Derek n'était pas son ami, c'était juste… Un membre de la meute. Un membre de la meute qui avait l'air de voir au travers des apparences, le premier à chercher à savoir ce qui lui arrivait. La pensée de tout lui dire le traversa un instant. Seulement un instant.

Derek secoua la tête avant de reprendre :

- Pas forcément. Mais tu as des amis, un meilleur ami, un père.

Au dernier mot, Stiles se crispa instantanément, ce que le loup notifia mentalement.

- Je…

Dis-le, fit une petite voix dans son esprit. A quoi ressemblait une vie sans mensonge ? Comment serait sa vie s'il était soutenu, aidé, épaulé ? S'il était libre ? Mais sa bouche se referma, il ne termina pas sa phrase car son esprit s'était empli d'images du passé. Il se souvenait de l'humiliation, les cris, les remontrances, l'éloignement. Personne ne pouvait imaginer la relation conflictuelle que Stiles entretenait avec son père depuis cet épisode. Il avait fallu qu'il ouvre la bouche, qu'il ose parler pour que toute la confiance de son paternel avait en lui s'évanouisse aussi vite que son innocence. Il se rappelait du silence, des regards noirs, des remontrances.

Et il garda le silence.

- Stiles, ce n'est pas bon de garder ta douleur pour toi.

L'hyperactif releva fébrilement les yeux vers le loup dont le regard avait un peu changé. Il semblait montrer une inquiétude manifeste, quelque chose de plus profond que Stiles ne pourrait l'imaginer.

- Et si quelqu'un se montre violent avec toi, tu dois en parler. A moi, Scott, Lydia, Isaac… Peu importe. Tu ne dois pas continuer d'endurer en silence.

Stiles le regardait étrangement. En fait, il buvait ses paroles tout autant qu'il les comprenait. Oui, il les comprenait, mais il n'était pas sûr de pouvoir les appliquer. Parce que…

… Ça faisait sept ans.

Et qu'il ait envie ou pas, défaire un silence implanté en lui depuis tant d'années lui paraissait insurmontable. A la simple idée de le briser, il angoissa de manière démesurée. Il se mit à voir flou à cause d'un vertige soudain et se tint la tête d'une main. Heureusement qu'il était assis. Derek se rapprocha de lui et posa sa main sur son épaule. Stiles tressaillit.

- Hey, détends-toi, fit le loup en tentant une caresse maladroite sur son épaule. Je ne te force à rien, mais je dis ça pour toi. Tu vois bien dans quel état ça te met…

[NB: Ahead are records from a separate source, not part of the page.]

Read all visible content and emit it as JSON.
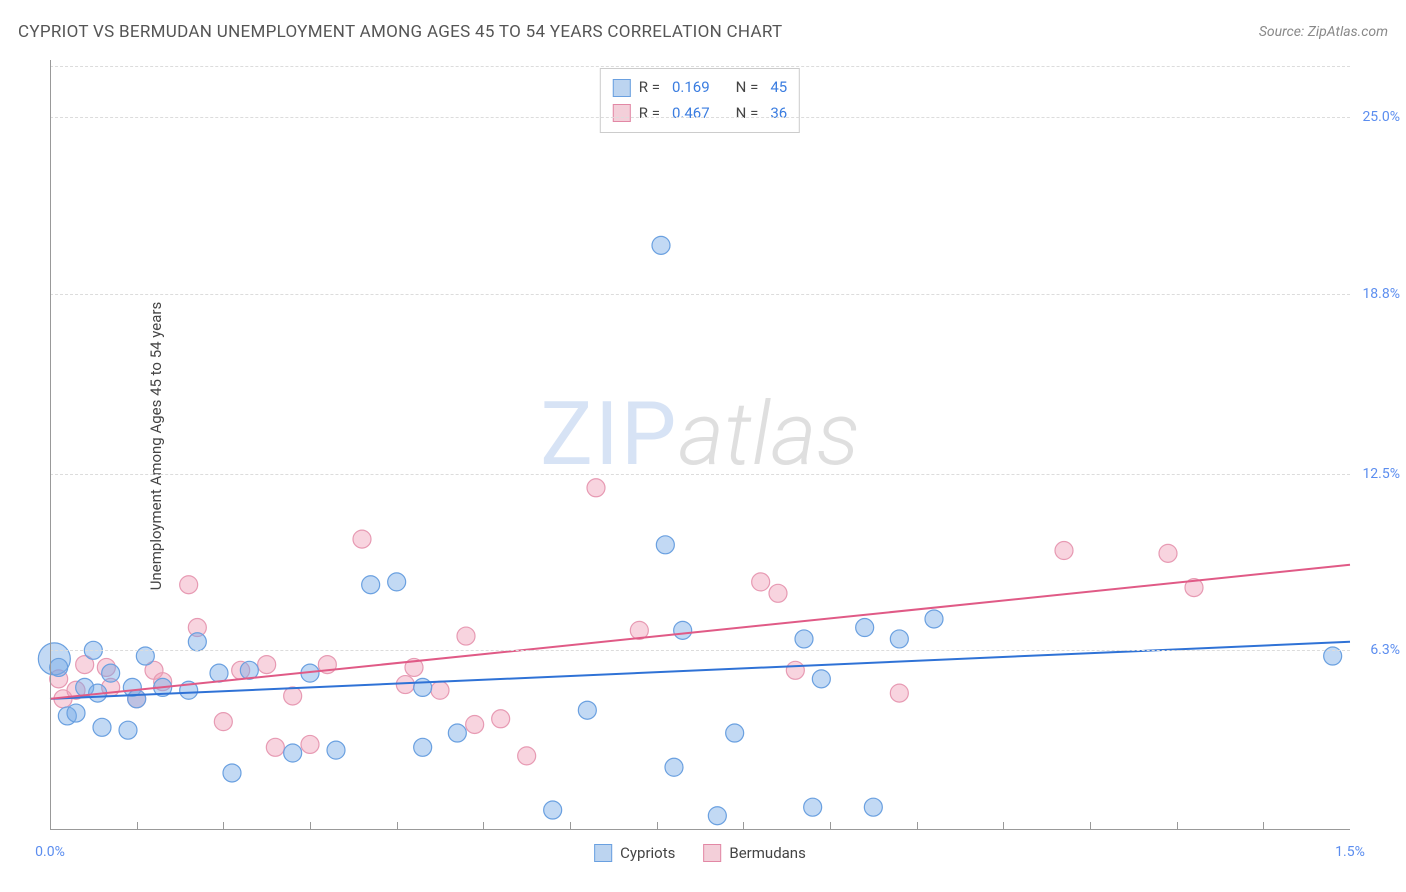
{
  "header": {
    "title": "CYPRIOT VS BERMUDAN UNEMPLOYMENT AMONG AGES 45 TO 54 YEARS CORRELATION CHART",
    "source_label": "Source: ZipAtlas.com"
  },
  "watermark": {
    "part1": "ZIP",
    "part2": "atlas"
  },
  "chart": {
    "type": "scatter",
    "y_axis_label": "Unemployment Among Ages 45 to 54 years",
    "background_color": "#ffffff",
    "grid_color": "#dcdcdc",
    "axis_color": "#999999",
    "label_color": "#5b8def",
    "xlim": [
      0.0,
      1.5
    ],
    "ylim": [
      0.0,
      27.0
    ],
    "x_ticks": [
      {
        "v": 0.0,
        "label": "0.0%"
      },
      {
        "v": 1.5,
        "label": "1.5%"
      }
    ],
    "x_minor_ticks": [
      0.1,
      0.2,
      0.3,
      0.4,
      0.5,
      0.6,
      0.7,
      0.8,
      0.9,
      1.0,
      1.1,
      1.2,
      1.3,
      1.4
    ],
    "y_ticks": [
      {
        "v": 6.3,
        "label": "6.3%"
      },
      {
        "v": 12.5,
        "label": "12.5%"
      },
      {
        "v": 18.8,
        "label": "18.8%"
      },
      {
        "v": 25.0,
        "label": "25.0%"
      }
    ],
    "series": [
      {
        "id": "cypriots",
        "label": "Cypriots",
        "color_fill": "rgba(120,170,230,0.45)",
        "color_stroke": "#6aa0e0",
        "swatch_fill": "#bcd4f0",
        "swatch_stroke": "#6aa0e0",
        "marker_radius": 9,
        "stats": {
          "R_label": "R =",
          "R": "0.169",
          "N_label": "N =",
          "N": "45"
        },
        "trend": {
          "x1": 0.0,
          "y1": 4.6,
          "x2": 1.5,
          "y2": 6.6,
          "color": "#2f72d6",
          "width": 2
        },
        "points": [
          {
            "x": 0.005,
            "y": 6.0,
            "r": 16
          },
          {
            "x": 0.01,
            "y": 5.7
          },
          {
            "x": 0.02,
            "y": 4.0
          },
          {
            "x": 0.03,
            "y": 4.1
          },
          {
            "x": 0.04,
            "y": 5.0
          },
          {
            "x": 0.05,
            "y": 6.3
          },
          {
            "x": 0.055,
            "y": 4.8
          },
          {
            "x": 0.06,
            "y": 3.6
          },
          {
            "x": 0.07,
            "y": 5.5
          },
          {
            "x": 0.09,
            "y": 3.5
          },
          {
            "x": 0.095,
            "y": 5.0
          },
          {
            "x": 0.1,
            "y": 4.6
          },
          {
            "x": 0.11,
            "y": 6.1
          },
          {
            "x": 0.13,
            "y": 5.0
          },
          {
            "x": 0.16,
            "y": 4.9
          },
          {
            "x": 0.17,
            "y": 6.6
          },
          {
            "x": 0.195,
            "y": 5.5
          },
          {
            "x": 0.21,
            "y": 2.0
          },
          {
            "x": 0.23,
            "y": 5.6
          },
          {
            "x": 0.28,
            "y": 2.7
          },
          {
            "x": 0.3,
            "y": 5.5
          },
          {
            "x": 0.33,
            "y": 2.8
          },
          {
            "x": 0.37,
            "y": 8.6
          },
          {
            "x": 0.4,
            "y": 8.7
          },
          {
            "x": 0.43,
            "y": 2.9
          },
          {
            "x": 0.43,
            "y": 5.0
          },
          {
            "x": 0.47,
            "y": 3.4
          },
          {
            "x": 0.58,
            "y": 0.7
          },
          {
            "x": 0.62,
            "y": 4.2
          },
          {
            "x": 0.705,
            "y": 20.5
          },
          {
            "x": 0.71,
            "y": 10.0
          },
          {
            "x": 0.72,
            "y": 2.2
          },
          {
            "x": 0.73,
            "y": 7.0
          },
          {
            "x": 0.77,
            "y": 0.5
          },
          {
            "x": 0.79,
            "y": 3.4
          },
          {
            "x": 0.87,
            "y": 6.7
          },
          {
            "x": 0.88,
            "y": 0.8
          },
          {
            "x": 0.89,
            "y": 5.3
          },
          {
            "x": 0.94,
            "y": 7.1
          },
          {
            "x": 0.95,
            "y": 0.8
          },
          {
            "x": 0.98,
            "y": 6.7
          },
          {
            "x": 1.02,
            "y": 7.4
          },
          {
            "x": 1.48,
            "y": 6.1
          }
        ]
      },
      {
        "id": "bermudans",
        "label": "Bermudans",
        "color_fill": "rgba(240,160,185,0.45)",
        "color_stroke": "#e79ab3",
        "swatch_fill": "#f3cfd9",
        "swatch_stroke": "#e288a5",
        "marker_radius": 9,
        "stats": {
          "R_label": "R =",
          "R": "0.467",
          "N_label": "N =",
          "N": "36"
        },
        "trend": {
          "x1": 0.0,
          "y1": 4.6,
          "x2": 1.5,
          "y2": 9.3,
          "color": "#e05a86",
          "width": 2
        },
        "points": [
          {
            "x": 0.01,
            "y": 5.3
          },
          {
            "x": 0.015,
            "y": 4.6
          },
          {
            "x": 0.03,
            "y": 4.9
          },
          {
            "x": 0.04,
            "y": 5.8
          },
          {
            "x": 0.065,
            "y": 5.7
          },
          {
            "x": 0.07,
            "y": 5.0
          },
          {
            "x": 0.1,
            "y": 4.6
          },
          {
            "x": 0.12,
            "y": 5.6
          },
          {
            "x": 0.13,
            "y": 5.2
          },
          {
            "x": 0.16,
            "y": 8.6
          },
          {
            "x": 0.17,
            "y": 7.1
          },
          {
            "x": 0.2,
            "y": 3.8
          },
          {
            "x": 0.22,
            "y": 5.6
          },
          {
            "x": 0.25,
            "y": 5.8
          },
          {
            "x": 0.26,
            "y": 2.9
          },
          {
            "x": 0.28,
            "y": 4.7
          },
          {
            "x": 0.3,
            "y": 3.0
          },
          {
            "x": 0.32,
            "y": 5.8
          },
          {
            "x": 0.36,
            "y": 10.2
          },
          {
            "x": 0.41,
            "y": 5.1
          },
          {
            "x": 0.42,
            "y": 5.7
          },
          {
            "x": 0.45,
            "y": 4.9
          },
          {
            "x": 0.48,
            "y": 6.8
          },
          {
            "x": 0.49,
            "y": 3.7
          },
          {
            "x": 0.52,
            "y": 3.9
          },
          {
            "x": 0.55,
            "y": 2.6
          },
          {
            "x": 0.63,
            "y": 12.0
          },
          {
            "x": 0.68,
            "y": 7.0
          },
          {
            "x": 0.82,
            "y": 8.7
          },
          {
            "x": 0.84,
            "y": 8.3
          },
          {
            "x": 0.86,
            "y": 5.6
          },
          {
            "x": 0.98,
            "y": 4.8
          },
          {
            "x": 1.17,
            "y": 9.8
          },
          {
            "x": 1.29,
            "y": 9.7
          },
          {
            "x": 1.32,
            "y": 8.5
          }
        ]
      }
    ]
  },
  "legend_bottom": {
    "items": [
      {
        "label": "Cypriots",
        "fill": "#bcd4f0",
        "stroke": "#6aa0e0"
      },
      {
        "label": "Bermudans",
        "fill": "#f3cfd9",
        "stroke": "#e288a5"
      }
    ]
  }
}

Stiles hocha la tête en un mouvement un tantinet tremblant. Bien sûr qu'il le voyait. Plus que ça, il le sentait jusqu'aux tréfonds de son être. Derek s'accroupit face à lui et posa ses mains sur ses genoux. Le regard de Stiles le déconcerta. Il brillait par la souffrance qu'il exprimait sans qu'aucune larme vienne le peupler. Et son odeur… Elle ne nécessitait aucun commentaire. Pour être honnête, Derek ne connaissait pas extrêmement bien Stiles, mais assez pour savoir qu'il ne l'avait jamais vu dans cet état-là. Stiles ne semblait pas être quelqu'un qui pleurait facilement. Il l'avait toujours vu endurer sans rien dire, en souriant. Et parler. Parler sans arrêt.

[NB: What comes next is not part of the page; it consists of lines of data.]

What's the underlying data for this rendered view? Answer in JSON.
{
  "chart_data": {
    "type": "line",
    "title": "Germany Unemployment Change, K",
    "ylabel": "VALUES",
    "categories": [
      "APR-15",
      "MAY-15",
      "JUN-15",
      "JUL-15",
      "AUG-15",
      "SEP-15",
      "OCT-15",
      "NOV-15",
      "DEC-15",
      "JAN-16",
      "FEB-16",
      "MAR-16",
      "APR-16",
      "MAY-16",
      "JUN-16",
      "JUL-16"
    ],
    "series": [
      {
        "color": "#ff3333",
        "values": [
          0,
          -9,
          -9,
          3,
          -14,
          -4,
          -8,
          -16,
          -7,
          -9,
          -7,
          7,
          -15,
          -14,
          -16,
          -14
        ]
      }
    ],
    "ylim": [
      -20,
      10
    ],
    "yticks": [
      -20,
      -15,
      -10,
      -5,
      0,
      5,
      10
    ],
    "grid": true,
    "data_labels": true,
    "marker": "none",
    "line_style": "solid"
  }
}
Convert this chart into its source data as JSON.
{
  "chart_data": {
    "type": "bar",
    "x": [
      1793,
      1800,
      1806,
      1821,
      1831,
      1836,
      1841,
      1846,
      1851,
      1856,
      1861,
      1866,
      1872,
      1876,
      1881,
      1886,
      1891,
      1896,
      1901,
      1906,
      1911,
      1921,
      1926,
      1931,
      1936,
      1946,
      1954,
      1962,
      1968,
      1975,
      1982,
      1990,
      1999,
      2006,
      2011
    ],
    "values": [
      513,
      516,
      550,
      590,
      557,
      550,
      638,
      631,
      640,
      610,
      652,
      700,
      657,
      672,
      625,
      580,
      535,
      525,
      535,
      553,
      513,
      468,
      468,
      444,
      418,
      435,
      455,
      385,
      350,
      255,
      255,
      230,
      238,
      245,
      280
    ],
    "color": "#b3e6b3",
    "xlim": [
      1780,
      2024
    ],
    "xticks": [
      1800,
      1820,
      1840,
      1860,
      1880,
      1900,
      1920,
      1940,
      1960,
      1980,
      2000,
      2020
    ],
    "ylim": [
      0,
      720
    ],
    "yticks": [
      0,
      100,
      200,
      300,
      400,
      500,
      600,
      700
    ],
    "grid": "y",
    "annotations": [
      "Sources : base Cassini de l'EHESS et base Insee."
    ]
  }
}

Le jeune homme qu'il avait face à lui n'était qu'un souvenir duquel il ne restait que l'apparence.

- Je… J-je peux pas… Souffla Stiles d'une voix si tremblante qu'elle lui paraissait pouvoir se casser à tout moment.

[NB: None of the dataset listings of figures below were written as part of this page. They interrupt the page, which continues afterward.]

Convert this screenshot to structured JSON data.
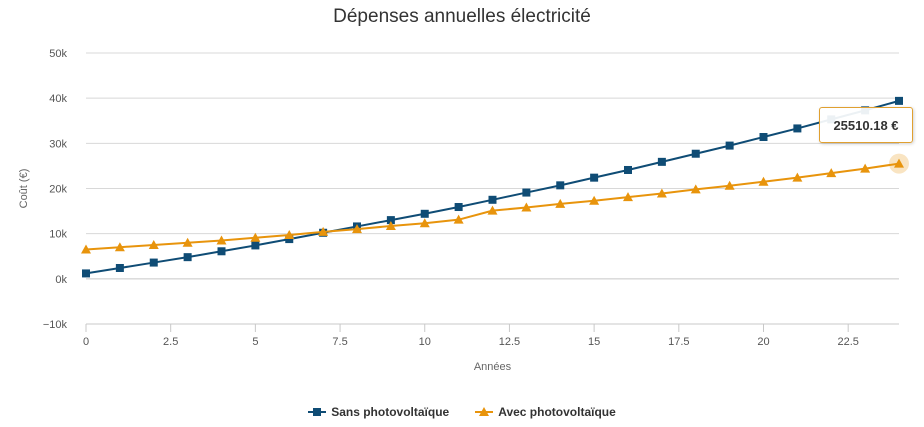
{
  "chart_data": {
    "type": "line",
    "title": "Dépenses annuelles électricité",
    "xlabel": "Années",
    "ylabel": "Coût (€)",
    "xlim": [
      0,
      24
    ],
    "ylim": [
      -10000,
      50000
    ],
    "x_ticks": [
      0,
      2.5,
      5,
      7.5,
      10,
      12.5,
      15,
      17.5,
      20,
      22.5
    ],
    "x_tick_labels": [
      "0",
      "2.5",
      "5",
      "7.5",
      "10",
      "12.5",
      "15",
      "17.5",
      "20",
      "22.5"
    ],
    "y_ticks": [
      -10000,
      0,
      10000,
      20000,
      30000,
      40000,
      50000
    ],
    "y_tick_labels": [
      "−10k",
      "0k",
      "10k",
      "20k",
      "30k",
      "40k",
      "50k"
    ],
    "grid": true,
    "legend_position": "bottom-center",
    "x": [
      0,
      1,
      2,
      3,
      4,
      5,
      6,
      7,
      8,
      9,
      10,
      11,
      12,
      13,
      14,
      15,
      16,
      17,
      18,
      19,
      20,
      21,
      22,
      23,
      24
    ],
    "series": [
      {
        "name": "Sans photovoltaïque",
        "color": "#0f4c75",
        "marker": "square",
        "values": [
          1200,
          2400,
          3600,
          4800,
          6100,
          7400,
          8800,
          10200,
          11600,
          13000,
          14400,
          15900,
          17500,
          19100,
          20700,
          22400,
          24100,
          25900,
          27700,
          29500,
          31400,
          33300,
          35300,
          37300,
          39400
        ]
      },
      {
        "name": "Avec photovoltaïque",
        "color": "#e8940c",
        "marker": "triangle",
        "values": [
          6500,
          7000,
          7500,
          8000,
          8500,
          9100,
          9700,
          10400,
          11000,
          11700,
          12300,
          13100,
          15100,
          15800,
          16600,
          17300,
          18100,
          18900,
          19800,
          20600,
          21500,
          22400,
          23400,
          24400,
          25510.18
        ]
      }
    ],
    "tooltip": {
      "text": "25510.18 €",
      "series_index": 1,
      "x": 24
    }
  }
}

- Mais tu aimerais ? Insista Derek aussi doucement qu'il le put.

Être doux et patient n'était pas dans ses habitudes, mais il se devait de s'adapter. Stiles n'avait pas besoin de dureté, bien au contraire : le loup sentait qu'il pouvait l'amadouer. Peut-être pas tout de suite, mais il était clair que le jeune homme voyait ses convictions s'affaiblir un peu face à cette douceur inopinée. De manière générale, la patience et ladite douceur aidaient toujours.

Stiles hocha la tête. Un peu trop rapidement, peut-être. Pouvait-on lui en vouloir ? Il vivait un cauchemar éveillé et se sentait incapable de parler. Mais oui, bien sûr qu'il aimerait pouvoir dénoncer le coupable de ses maux. Lui faire payer. Et surtout, faire cesser tout ça. Vivre sans craindre de rentrer chez lui. Vivre sans craindre la douleur, la morsure d'une cigarette allumée, les bleus des coups, la déchirure de l'intime. Le regard courroucé de son père le hantait et ce qu'il avait perdu ce jour-là, Stiles le regretterait toujours.

Alors oui, il aimerait parler. Plus que tout au monde.

Mais il n'était pas prêt d'y arriver.